The hunt for the next big market opportunity is ever present. Most of us are ambitious company founders and good employees, managers, product designers, lecturers, or even professors. We all had cool business ideas at one time, such as the vision to build a revolutionary social network 3.0 that would outshine Facebook, to establish a health care system that suggests the best possible treatment option to patients and gives us health data sovereignty, and many more ideas.
It’s people like us who develop new ideas with great energy and tireless commitment, our heads filled with visions. To succeed, we usually need a (customer) need; an interdisciplinary team; the right mindset; and the necessary leeway for experimentation, creativity, and the courage to question what exists.
Across all sectors, it has become increasingly important to identify future market opportunities and enable the people inside organizations to work with agility and live creatively. Today’s planning and management paradigms are frequently not sufficient to respond appropriately to changes in the environment. Moreover, many companies have banned creativity in favor of operational excellence and management-by-objectives.
The old management paradigms must therefore be dissolved. But they will dissolve only when we allow new forms of collaboration, apply different mindsets, and create more room to develop and find solutions.
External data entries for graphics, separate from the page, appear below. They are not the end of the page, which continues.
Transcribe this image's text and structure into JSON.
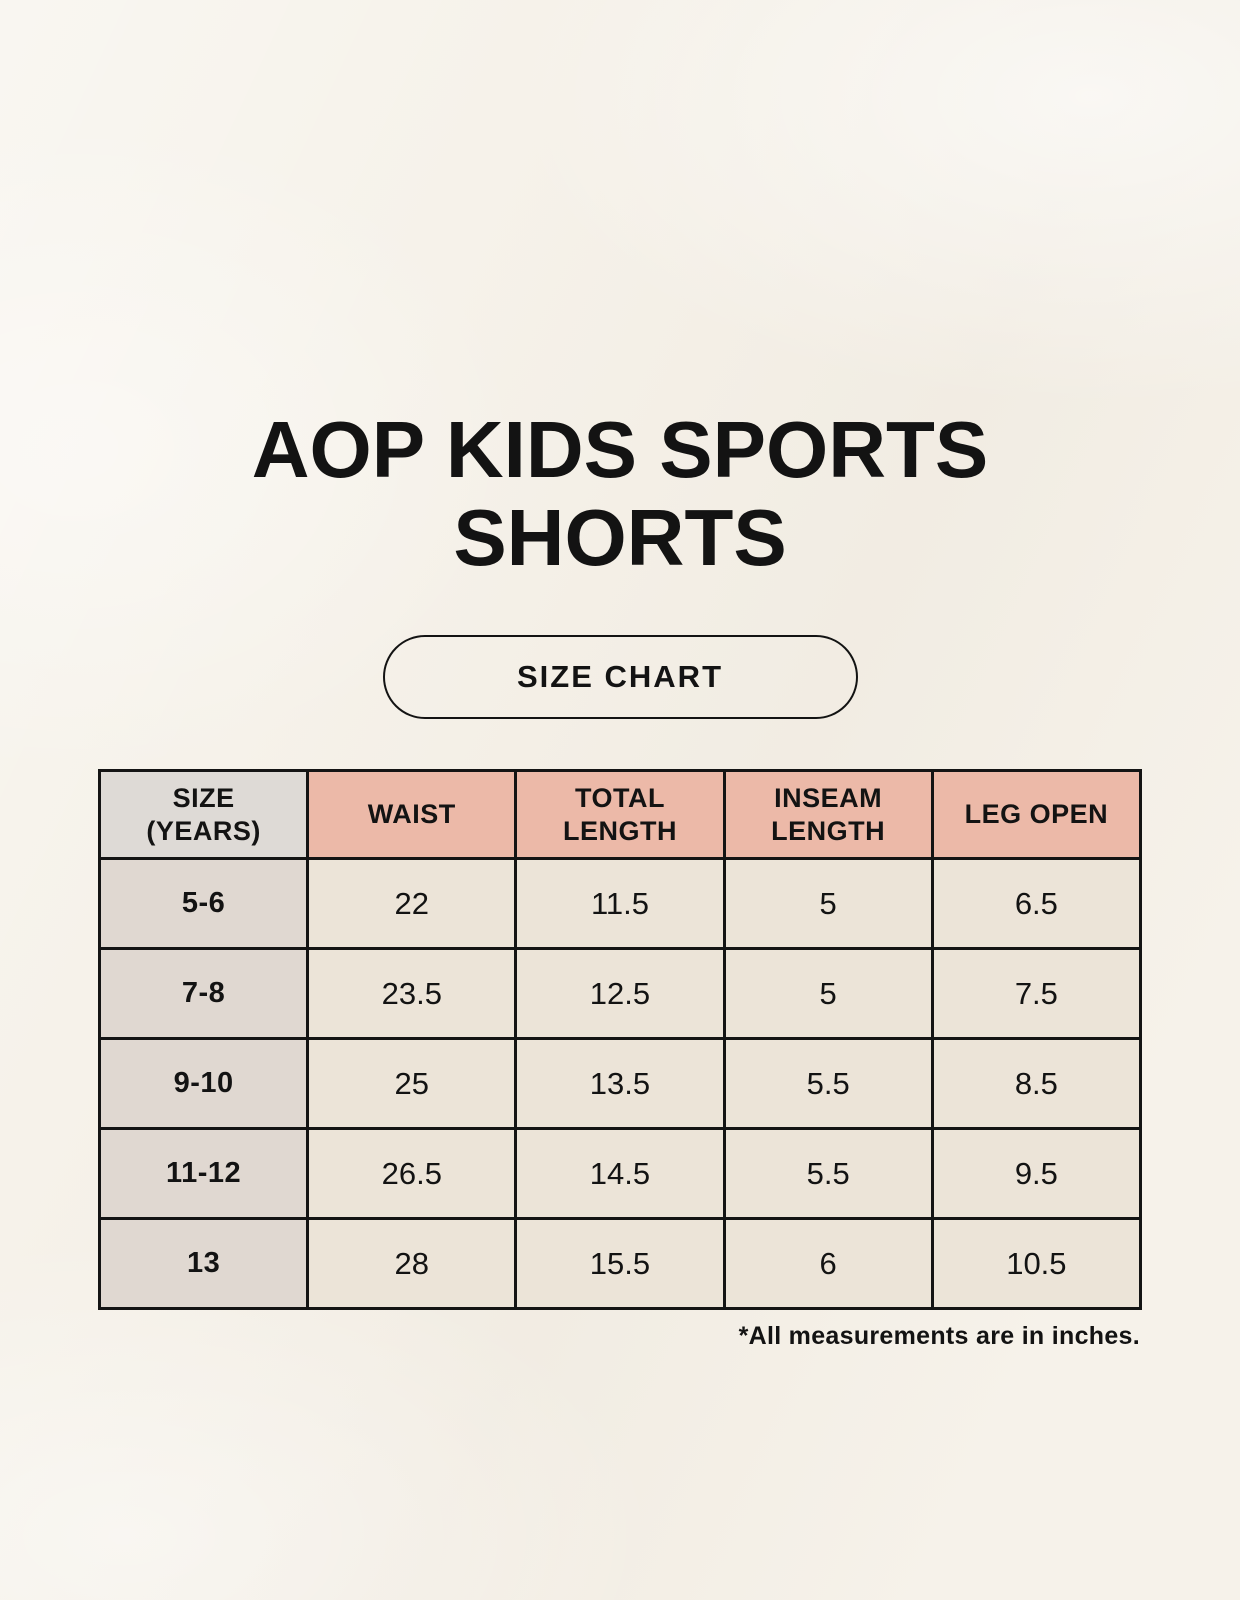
{
  "header": {
    "title_line1": "AOP KIDS SPORTS",
    "title_line2": "SHORTS"
  },
  "badge": {
    "label": "SIZE CHART"
  },
  "chart_data": {
    "type": "table",
    "title": "AOP KIDS SPORTS SHORTS",
    "columns": [
      "SIZE (YEARS)",
      "WAIST",
      "TOTAL LENGTH",
      "INSEAM LENGTH",
      "LEG OPEN"
    ],
    "rows": [
      [
        "5-6",
        "22",
        "11.5",
        "5",
        "6.5"
      ],
      [
        "7-8",
        "23.5",
        "12.5",
        "5",
        "7.5"
      ],
      [
        "9-10",
        "25",
        "13.5",
        "5.5",
        "8.5"
      ],
      [
        "11-12",
        "26.5",
        "14.5",
        "5.5",
        "9.5"
      ],
      [
        "13",
        "28",
        "15.5",
        "6",
        "10.5"
      ]
    ],
    "footnote": "*All measurements are in inches."
  },
  "colors": {
    "background": "#f6f2ea",
    "header_accent": "#ecb9a8",
    "header_neutral": "#dedad6",
    "row_label_bg": "#e0d8d1",
    "cell_bg": "#ece4d8",
    "border": "#141414",
    "text": "#131313"
  }
}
What are the three things that are important to us?
“No one needs to mutate into Karl Lagerfeld just because we have
creativity and room for development at our disposal!”
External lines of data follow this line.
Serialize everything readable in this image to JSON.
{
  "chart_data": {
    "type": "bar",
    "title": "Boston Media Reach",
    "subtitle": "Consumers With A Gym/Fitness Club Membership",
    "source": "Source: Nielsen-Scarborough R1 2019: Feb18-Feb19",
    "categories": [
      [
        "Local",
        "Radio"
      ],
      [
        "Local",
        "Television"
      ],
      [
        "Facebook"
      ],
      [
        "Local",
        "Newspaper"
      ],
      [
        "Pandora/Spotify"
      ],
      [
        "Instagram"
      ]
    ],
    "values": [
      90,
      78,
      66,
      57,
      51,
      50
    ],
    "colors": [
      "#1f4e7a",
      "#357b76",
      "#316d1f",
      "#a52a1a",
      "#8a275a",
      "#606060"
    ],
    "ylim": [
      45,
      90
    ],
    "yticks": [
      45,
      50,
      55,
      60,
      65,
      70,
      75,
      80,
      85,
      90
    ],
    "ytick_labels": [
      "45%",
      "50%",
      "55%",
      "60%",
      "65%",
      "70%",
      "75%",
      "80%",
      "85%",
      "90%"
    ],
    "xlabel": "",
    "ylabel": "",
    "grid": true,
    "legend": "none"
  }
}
Because we are people with different personalities, it is vital we remain who we are today and continue to trust our experience and intentions in order to implement what we have gotten off the ground so far. And if there is one thing we have learned from Tetris, it is the fact we too often try to fit in somewhere—with the unfortunate consequence that we then disappear!
“Use the concepts and tips that you like
and adapt them to your needs.”
We decide on our own which mindset fits our organization, and whether we like the expert tips in this book or find them absurd and want to change them or adapt them to our situation. It would be a shame if all organizations were a clone of Google, Spotify, or Uber. Each company has its own identity and values. Even in Tetris, we have the possibility of turning things around at the last second so we’re successful in the end.
“Get the necessary skills, technologies, and attitudes on your teams to be successful and think in business ecosystems.”
We cannot develop products today with the mindset, design criteria, and needs from the past. Both users’ needs and the way we work together have changed, and we must have the necessary freedom and the skills to develop products and services, business models, and business ecosystems with agility in a digitized world. If we do not transform our organization, failed growth initiatives will pile up.
The Design Thinking Playbook will help you in the design of your transition to a new management paradigm. We all know such transitions from our customers’ needs. Let’s take as an example the transition from analog telephony to the smartphone all the way to a mindphone. While in the 1980s we only occasionally needed to take work calls at home, today we need to be reachable everywhere and anytime. In the future, we might want to control simple communications directly through our thoughts in order to eliminate the inefficient manual-entry smartphone interface. Successful companies have also created business ecosystems in which they closely integrate customers, suppliers, developers, and hardware manufacturers.
In this Playbook, we make the world of design thinking palpable—and we want to see you a little happier at the end! Because design thinking also creates happiness. And when you as readers are happy, we have been successful!
“Do you actually know the needs of your readers
for whom you’re writing the book?”
(Source: Direct quote from the first meeting of the editors and contributors of the Playbook)
Although we could very well picture ourselves as potential readers of such a playbook, we complied with the wish expressed in the question. In the design thinking style, we first determined the customer needs, created various personas, and developed much empathy for the work of our colleagues in order to establish a solid basis. Thus The Design Thinking Playbook is the first design thinking book that lives the mindset from the first to last page!
Because there is already a lot of design thinking literature on the market, we felt the need to show how design thinking is used optimally. We also want to help you professionalize your design thinking skills. And because the world does not stand still, we reflected on the digital paradigm and combined design thinking with other mindsets with the aim of becoming better and more innovative in a digitized world.
Enough of our introduction. Let’s focus on what’s essential—the specific and practical application of design thinking and expert tips. We tried to formulate the tips as comprehensible activities and ways of working. The “How might we . . .” instructions provided are supposed to be no more than indications for how we can proceed. Design thinking is not a structured process! We adapt the mindset and the approach to the particular situation.